Bonds are legally standardized, so if your circumstances change, you don’t have to wait until 2034 to get cash. The original issuing of your bond involved “underwriting” in a “primary market.” But there are “secondary markets” for bonds in which ones that are not yet “mature” can be bought and sold. If you need cash faster, offer your bond in such a market. There will be a buyer at once.

However, there is no guarantee that you will get $1,000 for your bond. Its “price” in such a secondary market may be above or below its face, or “par,” value depending on what has happened to interest rates since its initial issue.

Now let’s look at what’s going on today. Suppose you bought your bond by paying $60 a year five years ago. Since then, to keep inflation in check, the Fed tightened the money supply effectively raising interest rates. We’ve all read about that. So your bond offers five $60 annual interest payments, plus $1,000 at maturity. But with interest rates now at 8%, prospective bond buyers could opt for a new five-year bond paying that rate. You’ll now have trouble selling on the secondary market.

If new buyers can get five $80 payments plus return of $1,000 principal from buying a new bond, why would they want your “seasoned” one offering $60 payments plus return of principal? They won’t.
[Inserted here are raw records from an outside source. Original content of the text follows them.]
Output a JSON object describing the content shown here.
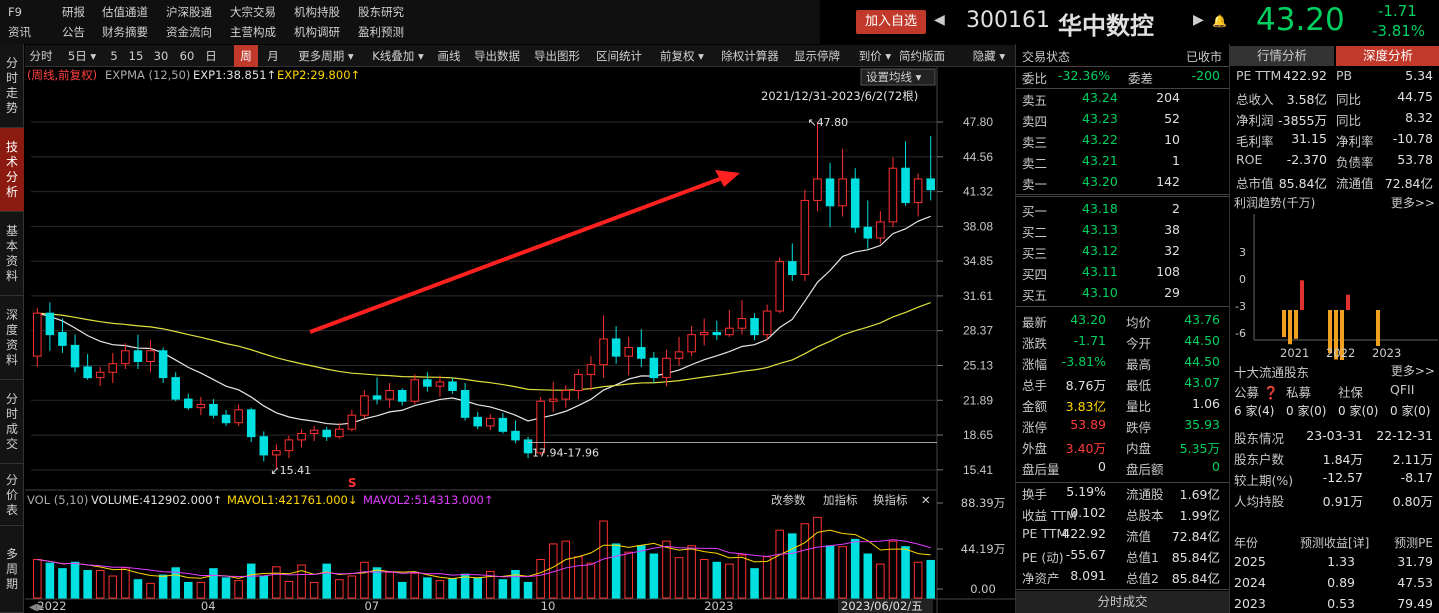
{
  "menu": {
    "row1": [
      "F9",
      "研报",
      "估值通道",
      "沪深股通",
      "大宗交易",
      "机构持股",
      "股东研究"
    ],
    "row2": [
      "资讯",
      "公告",
      "财务摘要",
      "资金流向",
      "主营构成",
      "机构调研",
      "盈利预测"
    ]
  },
  "header": {
    "add_btn": "加入自选",
    "code": "300161",
    "name": "华中数控",
    "price": "43.20",
    "change": "-1.71",
    "pct": "-3.81%"
  },
  "sidebar": [
    "分时走势",
    "技术分析",
    "基本资料",
    "深度资料",
    "分时成交",
    "分价表",
    "多周期"
  ],
  "toolbar": [
    {
      "l": "分时",
      "x": 0,
      "w": 32
    },
    {
      "l": "5日 ▾",
      "x": 34,
      "w": 46
    },
    {
      "l": "5",
      "x": 80,
      "w": 18
    },
    {
      "l": "15",
      "x": 100,
      "w": 22
    },
    {
      "l": "30",
      "x": 124,
      "w": 24
    },
    {
      "l": "60",
      "x": 150,
      "w": 24
    },
    {
      "l": "日",
      "x": 176,
      "w": 20
    },
    {
      "l": "周",
      "x": 209,
      "w": 24,
      "a": true
    },
    {
      "l": "月",
      "x": 236,
      "w": 24
    },
    {
      "l": "更多周期 ▾",
      "x": 264,
      "w": 74
    },
    {
      "l": "K线叠加 ▾",
      "x": 340,
      "w": 66
    },
    {
      "l": "画线",
      "x": 408,
      "w": 32
    },
    {
      "l": "导出数据",
      "x": 444,
      "w": 56
    },
    {
      "l": "导出图形",
      "x": 504,
      "w": 56
    },
    {
      "l": "区间统计",
      "x": 566,
      "w": 56
    },
    {
      "l": "前复权 ▾",
      "x": 628,
      "w": 58
    },
    {
      "l": "除权计算器",
      "x": 690,
      "w": 70
    },
    {
      "l": "显示停牌",
      "x": 764,
      "w": 56
    },
    {
      "l": "到价 ▾",
      "x": 826,
      "w": 48
    },
    {
      "l": "简约版面",
      "x": 870,
      "w": 54
    },
    {
      "l": "隐藏 ▾",
      "x": 938,
      "w": 52
    }
  ],
  "legend1": {
    "a": "(周线,前复权)",
    "b": "EXPMA (12,50)",
    "c": "EXP1:38.851↑",
    "d": "EXP2:29.800↑"
  },
  "settings": "设置均线 ▾",
  "range": "2021/12/31-2023/6/2(72根)",
  "legend2": {
    "a": "VOL (5,10)",
    "b": "VOLUME:412902.000↑",
    "c": "MAVOL1:421761.000↓",
    "d": "MAVOL2:514313.000↑"
  },
  "vol_btns": [
    "改参数",
    "加指标",
    "换指标",
    "✕"
  ],
  "annotations": {
    "hi": "47.80",
    "lo": "15.41",
    "low_range": "17.94-17.96",
    "date_tag": "2023/06/02/五",
    "marker": "S"
  },
  "chart_data": {
    "type": "candlestick",
    "ylim": [
      14.0,
      49.2
    ],
    "yticks": [
      "47.80",
      "44.56",
      "41.32",
      "38.08",
      "34.85",
      "31.61",
      "28.37",
      "25.13",
      "21.89",
      "18.65",
      "15.41"
    ],
    "vol_ticks": [
      "88.39万",
      "44.19万",
      "0.00"
    ],
    "vol_max": 883900,
    "xticks": [
      "2022",
      "04",
      "07",
      "10",
      "2023",
      "0"
    ],
    "ohlc": [
      [
        26,
        30.5,
        25,
        30
      ],
      [
        30,
        31,
        26.5,
        28
      ],
      [
        28.2,
        29.5,
        26.3,
        27
      ],
      [
        27,
        28,
        24.5,
        25
      ],
      [
        25,
        26.2,
        23.8,
        24
      ],
      [
        24,
        25,
        23.2,
        24.5
      ],
      [
        24.5,
        26.3,
        23.5,
        25.3
      ],
      [
        25.3,
        27.2,
        24.8,
        26.5
      ],
      [
        26.5,
        28,
        24.8,
        25.5
      ],
      [
        25.5,
        27.5,
        24.5,
        26.5
      ],
      [
        26.5,
        26.8,
        23.5,
        24
      ],
      [
        24,
        24.5,
        21.8,
        22
      ],
      [
        22,
        22.5,
        21,
        21.2
      ],
      [
        21.2,
        22.2,
        20.5,
        21.5
      ],
      [
        21.5,
        22,
        20.2,
        20.5
      ],
      [
        20.5,
        21,
        19.5,
        19.8
      ],
      [
        19.8,
        21.5,
        19.5,
        21
      ],
      [
        21,
        21.2,
        18,
        18.5
      ],
      [
        18.5,
        19,
        16.2,
        16.8
      ],
      [
        16.8,
        17.8,
        15.41,
        17.2
      ],
      [
        17.2,
        18.6,
        16.5,
        18.2
      ],
      [
        18.2,
        19.2,
        17.5,
        18.8
      ],
      [
        18.8,
        19.5,
        18.1,
        19.1
      ],
      [
        19.1,
        19.4,
        18.1,
        18.5
      ],
      [
        18.5,
        19.8,
        18.3,
        19.2
      ],
      [
        19.2,
        21,
        19,
        20.5
      ],
      [
        20.5,
        22.8,
        20.2,
        22.3
      ],
      [
        22.3,
        24,
        21.5,
        22
      ],
      [
        22,
        23.5,
        21.2,
        22.8
      ],
      [
        22.8,
        23,
        21.4,
        21.8
      ],
      [
        21.8,
        24.3,
        21.5,
        23.8
      ],
      [
        23.8,
        24.5,
        22.7,
        23.2
      ],
      [
        23.2,
        24.2,
        22.2,
        23.6
      ],
      [
        23.6,
        24,
        22.5,
        22.8
      ],
      [
        22.8,
        23.5,
        20,
        20.3
      ],
      [
        20.3,
        20.8,
        19.2,
        19.5
      ],
      [
        19.5,
        20.6,
        19.1,
        20.2
      ],
      [
        20.2,
        20.7,
        18.8,
        19
      ],
      [
        19,
        20,
        17.9,
        18.2
      ],
      [
        18.2,
        18.5,
        16.5,
        17
      ],
      [
        17,
        22.2,
        16.8,
        21.8
      ],
      [
        21.8,
        23.6,
        20.8,
        22
      ],
      [
        22,
        23.3,
        21.2,
        22.8
      ],
      [
        22.8,
        24.8,
        22,
        24.3
      ],
      [
        24.3,
        26,
        22.8,
        25.2
      ],
      [
        25.2,
        29.8,
        24,
        27.6
      ],
      [
        27.6,
        28.8,
        25.3,
        26
      ],
      [
        26,
        27.8,
        24.2,
        26.8
      ],
      [
        26.8,
        28.5,
        25,
        25.8
      ],
      [
        25.8,
        26.4,
        23.5,
        24
      ],
      [
        24,
        26.6,
        23.2,
        25.8
      ],
      [
        25.8,
        27.8,
        25.1,
        26.4
      ],
      [
        26.4,
        28.8,
        26,
        28
      ],
      [
        28,
        29.5,
        27,
        28.2
      ],
      [
        28.2,
        29.3,
        27.5,
        28
      ],
      [
        28,
        30.3,
        27.8,
        28.6
      ],
      [
        28.6,
        31.2,
        28,
        29.5
      ],
      [
        29.5,
        30,
        27.5,
        28
      ],
      [
        28,
        30.8,
        27.5,
        30.2
      ],
      [
        30.2,
        35.2,
        30,
        34.8
      ],
      [
        34.8,
        36.5,
        33,
        33.6
      ],
      [
        33.6,
        41.5,
        33,
        40.5
      ],
      [
        40.5,
        47.8,
        39.5,
        42.5
      ],
      [
        42.5,
        44,
        38,
        40
      ],
      [
        40,
        45.3,
        39,
        42.5
      ],
      [
        42.5,
        43.5,
        37.5,
        38
      ],
      [
        38,
        40.5,
        36,
        37
      ],
      [
        37,
        39.5,
        36.5,
        38.5
      ],
      [
        38.5,
        44.5,
        38,
        43.5
      ],
      [
        43.5,
        46,
        40,
        40.3
      ],
      [
        40.3,
        43,
        39,
        42.5
      ],
      [
        42.5,
        46.5,
        40.5,
        41.5
      ]
    ],
    "volume": [
      420000,
      380000,
      320000,
      390000,
      300000,
      300000,
      240000,
      330000,
      200000,
      160000,
      250000,
      330000,
      170000,
      170000,
      320000,
      220000,
      190000,
      370000,
      240000,
      340000,
      180000,
      360000,
      170000,
      370000,
      200000,
      240000,
      390000,
      330000,
      280000,
      170000,
      270000,
      220000,
      190000,
      210000,
      260000,
      220000,
      290000,
      200000,
      300000,
      170000,
      420000,
      590000,
      620000,
      450000,
      380000,
      840000,
      590000,
      500000,
      570000,
      480000,
      620000,
      440000,
      570000,
      420000,
      390000,
      370000,
      470000,
      320000,
      450000,
      740000,
      700000,
      810000,
      880000,
      570000,
      560000,
      640000,
      480000,
      370000,
      620000,
      560000,
      390000,
      410000
    ]
  }
}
You will not find a buyer for your bond unless you are willing to sell it at a “discount” from its par or face value. At some lower price, the actual rate of return, or “yield,” to a buyer of your bond will equal that possible from a newly-issued one maturing at the same time.

So whenever interest rates rise, whether from central bank action or public fears about global economic prospects, existing bond prices fall.

That happened in spades when the Fed, facing high post-COVID consumer inflation, belatedly began to tighten after a decade of low rates following the 2007-09 financial market debacle, during which time they loosened to free up more money. The higher interest rates meant that old bonds issued at low rates were dogs on the market.

The same thing had happened after President Jimmy Carter appointed Paul Volcker to chair the Federal Reserve Board of Governors in 1979. Carter’s object, like current Fed Chair Jerome Powell’s, was to reduce inflation.

Volcker accomplished this by sharply restricting the money supply. Short-term interest rates went as high as 22% and some Treasury bonds were sold with 14% interest for 30 years. After some years of tight money, inflation fell. Then, so did interest rates. Newly-issued bonds did not pay anything near $140 per $1,000 par value. So for the yield on bonds maturing at the same time to equalize, the market price of existing bonds had to rise.

Note that even if one pays a price above a bond’s par or face value in a secondary market, when that bond matures, you still will only get $1,000 in principal back. So if one bond paying 14% interest will mature in nine years and another one in four years, the price of the latter has to be less than the first one since there are fewer periods in which to enjoy large interest payments. The cold water of return of only $1,000 principal will be soon.

The interest rate on “fed funds,” or overnight loans between banks, has mostly been in the 2% to 5% range over the last 70 years. But in the immediate wake of the 2009 capital market crisis, the Fed pushed this rate below one-quarter of 1% and left it there until 2016. It rose to near 2.5% by 2019 but, with the outbreak of COVID, the Fed increased the money supply again pushing rates below a quarter-percent for two years. However, with rising inflation, it abruptly boosted the rate from .08% to 5.33% in less than two years. It had not been above 5% since 2007. With higher rates, secondary bond markets saw prices fall.

So now we are yo-yoing. A monthly announcement shows low inflation, the Fed can now ease up. Bond prices rise. A monthly jobs count shows a greater increase than expected, possibly fueling inflation, and now the Fed will not ease up. Bond prices fall. China increases its money supply to address its economic problems. Its lower interest levels bring down rates globally. Bond prices rise.

There has not been as much political and economic uncertainty for decades. Expectations will continue to yoyo. Indeed oscillations may worsen with the U.S. presidential campaign. So bond prices will likely remain volatile.